El gobernador habló de delito de sedición por parte de los manifestantes. Tras los enfrentamientos hay vigilia en espera del hallazgo del joven desaparecido a mediados del mes pasado.

El lunes hubo una calma tensa en la localidad de Nueva Pompeya tras la batalla campal de pobladores wichíes con efectivos de la Policía de la Provincia y la destrucción del Juzgado Multifueros. El hecho que desencadenó la violencia fue la aparente falta de respuestas por la desaparición de un adolescente de la comunidad aborigen el 14 de febrero.
Pese a que los múltiples reclamos de los pobladores y familiares del joven se fueron realizando cotidianamente hubo un crecimiento en la tensión, ya que el correr de los días sin tener novedades del paradero se transformó en reclamo airado que incluyó cortes de los accesos del pueblo y otras acciones directas por parte de la comunidad.
Cuando las manifestaciones se hicieron ostensibles y hubo incidentes entre los manifestantes y personas que pretendían cruzar los piquetes, ya había llegado marzo y recién el jueves 2 una delegación de funcionarios del Gobierno provincial, encabezados por la ministra de Seguridad y Justicia Gloria Zalazar, visitó la localidad y comprometió los medios para esclarecer los hechos.

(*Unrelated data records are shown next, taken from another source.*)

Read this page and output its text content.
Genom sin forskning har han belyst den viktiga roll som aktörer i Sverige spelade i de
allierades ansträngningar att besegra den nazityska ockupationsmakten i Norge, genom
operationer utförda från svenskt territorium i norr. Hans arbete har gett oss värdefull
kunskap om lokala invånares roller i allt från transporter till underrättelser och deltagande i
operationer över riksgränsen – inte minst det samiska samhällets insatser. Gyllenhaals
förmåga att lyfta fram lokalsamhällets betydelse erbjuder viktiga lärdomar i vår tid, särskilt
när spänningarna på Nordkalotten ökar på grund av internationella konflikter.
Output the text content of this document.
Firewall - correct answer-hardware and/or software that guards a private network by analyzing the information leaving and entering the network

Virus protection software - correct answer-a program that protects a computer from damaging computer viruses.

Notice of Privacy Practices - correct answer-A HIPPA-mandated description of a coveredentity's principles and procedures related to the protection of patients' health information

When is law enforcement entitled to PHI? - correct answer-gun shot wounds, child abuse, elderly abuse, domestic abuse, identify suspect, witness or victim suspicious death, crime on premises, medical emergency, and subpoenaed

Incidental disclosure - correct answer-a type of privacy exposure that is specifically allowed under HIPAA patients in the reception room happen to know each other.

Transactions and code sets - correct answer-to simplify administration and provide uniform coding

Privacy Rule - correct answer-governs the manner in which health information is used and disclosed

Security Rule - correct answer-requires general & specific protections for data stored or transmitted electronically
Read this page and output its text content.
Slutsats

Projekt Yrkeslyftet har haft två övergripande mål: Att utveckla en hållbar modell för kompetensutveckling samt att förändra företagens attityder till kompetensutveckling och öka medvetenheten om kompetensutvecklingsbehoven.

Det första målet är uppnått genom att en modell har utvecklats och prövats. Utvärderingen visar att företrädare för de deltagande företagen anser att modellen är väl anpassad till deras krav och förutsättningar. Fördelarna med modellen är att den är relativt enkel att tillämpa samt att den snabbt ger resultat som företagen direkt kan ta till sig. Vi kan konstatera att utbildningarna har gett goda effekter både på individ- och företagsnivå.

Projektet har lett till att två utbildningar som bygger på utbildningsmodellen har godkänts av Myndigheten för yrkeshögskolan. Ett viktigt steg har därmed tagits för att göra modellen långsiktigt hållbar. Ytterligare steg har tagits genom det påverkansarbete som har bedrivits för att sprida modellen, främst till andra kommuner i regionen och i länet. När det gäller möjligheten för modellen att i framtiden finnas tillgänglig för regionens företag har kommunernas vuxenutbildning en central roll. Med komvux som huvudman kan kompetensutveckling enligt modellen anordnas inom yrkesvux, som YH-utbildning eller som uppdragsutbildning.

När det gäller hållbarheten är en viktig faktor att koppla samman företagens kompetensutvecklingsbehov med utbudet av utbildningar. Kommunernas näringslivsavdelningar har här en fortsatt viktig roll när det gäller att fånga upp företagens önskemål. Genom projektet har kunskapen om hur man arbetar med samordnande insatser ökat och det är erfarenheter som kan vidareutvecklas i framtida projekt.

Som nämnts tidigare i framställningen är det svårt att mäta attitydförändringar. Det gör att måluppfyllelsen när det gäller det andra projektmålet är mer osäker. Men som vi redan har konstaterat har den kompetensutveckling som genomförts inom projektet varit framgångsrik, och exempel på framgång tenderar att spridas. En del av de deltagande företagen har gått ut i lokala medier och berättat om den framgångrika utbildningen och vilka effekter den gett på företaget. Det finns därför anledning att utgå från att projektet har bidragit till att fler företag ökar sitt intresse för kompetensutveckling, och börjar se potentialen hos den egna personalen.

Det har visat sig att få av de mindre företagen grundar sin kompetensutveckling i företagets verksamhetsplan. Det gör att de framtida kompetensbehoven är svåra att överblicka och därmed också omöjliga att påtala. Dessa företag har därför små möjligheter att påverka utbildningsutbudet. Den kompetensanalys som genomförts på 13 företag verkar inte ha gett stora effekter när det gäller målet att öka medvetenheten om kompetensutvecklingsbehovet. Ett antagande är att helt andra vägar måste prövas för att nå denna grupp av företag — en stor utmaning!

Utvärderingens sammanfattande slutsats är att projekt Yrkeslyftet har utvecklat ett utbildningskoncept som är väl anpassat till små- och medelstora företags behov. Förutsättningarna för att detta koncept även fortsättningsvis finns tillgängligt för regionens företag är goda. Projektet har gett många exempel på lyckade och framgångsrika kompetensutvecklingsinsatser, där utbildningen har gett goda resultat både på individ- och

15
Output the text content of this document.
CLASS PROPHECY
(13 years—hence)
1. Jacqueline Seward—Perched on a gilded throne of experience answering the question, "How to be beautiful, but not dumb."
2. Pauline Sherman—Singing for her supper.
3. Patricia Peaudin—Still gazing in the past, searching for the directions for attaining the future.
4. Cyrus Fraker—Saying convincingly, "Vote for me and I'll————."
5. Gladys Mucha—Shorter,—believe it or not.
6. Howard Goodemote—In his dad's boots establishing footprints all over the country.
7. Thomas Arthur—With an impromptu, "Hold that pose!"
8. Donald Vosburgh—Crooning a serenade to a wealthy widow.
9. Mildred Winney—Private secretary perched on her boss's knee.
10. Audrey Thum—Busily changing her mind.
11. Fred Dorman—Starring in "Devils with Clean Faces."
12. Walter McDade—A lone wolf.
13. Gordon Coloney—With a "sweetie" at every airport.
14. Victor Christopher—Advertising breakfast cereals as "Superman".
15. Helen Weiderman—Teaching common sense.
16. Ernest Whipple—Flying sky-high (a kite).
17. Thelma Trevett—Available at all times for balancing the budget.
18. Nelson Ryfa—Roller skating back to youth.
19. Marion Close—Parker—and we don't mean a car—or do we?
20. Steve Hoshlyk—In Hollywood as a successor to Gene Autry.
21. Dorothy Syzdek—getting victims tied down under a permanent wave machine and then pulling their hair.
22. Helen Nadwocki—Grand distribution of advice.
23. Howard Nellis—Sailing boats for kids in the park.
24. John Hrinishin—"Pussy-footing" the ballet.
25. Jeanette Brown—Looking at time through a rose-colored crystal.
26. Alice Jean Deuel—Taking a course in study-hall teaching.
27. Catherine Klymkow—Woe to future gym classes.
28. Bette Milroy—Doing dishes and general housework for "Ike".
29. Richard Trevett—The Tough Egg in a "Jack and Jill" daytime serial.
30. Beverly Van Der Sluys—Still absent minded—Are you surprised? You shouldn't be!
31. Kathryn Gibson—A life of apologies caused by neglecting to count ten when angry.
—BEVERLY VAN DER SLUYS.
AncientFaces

Tras la infructuosa búsqueda, que según las autoridades incluyó los medios tecnológicos con uso de drones térmicos y la división canes, se llegó al fin de semana en que la pretensión de los familiares que el único imputado por la desaparición de Salustiano informe sobre el paradero, se transformó el violencia.
El sábado atacaron la comisaría del pueblo porque creyeron que el “criollo” detenido estaba en esa dependencia, pero ya había sido trasladado a otra localidad.
El domingo la violencia fue más fuerte. Atacaron todo símbolo de autoridad estatal: el Municipio, la Comisaría y la sede del Juzgado Multifueros, que incluso fue quemado.
La respuesta del Gobierno fue multiplicar la presencia policial y la represión que terminó con una veintena de manifestantes detenidos y más de 40 heridos, entre movilizados y efectivos de las fuerzas de seguridad.
El domingo hubo una sesión de apuro del Superior Tribunal de Justicia que dispuso hábeas corpus para los detenidos. El lunes el gobernador Jorge Capitanich anunció una investigación a fondo sobre todos los hechos y advirtió que el levantamiento estuvo a cargo de “grupos movidos por un interés político para generar caos y estrépito social” y adelantó que promoverá “la creación de una comisión de investigación en la Legislatura, que investigue el delito de sedición”.
También volvió a enviar una delegación de funcionarios para que negocien con los manifestantes y la secretaria de Derechos Humanos y Géneros, Silvana Pérez, aseveró: “Los derechos humanos de los manifestantes y la población están garantizados”. La fuerte presencia policial y la represión hicieron volver la calma, pero Salustiano Giménez sigue desaparecido.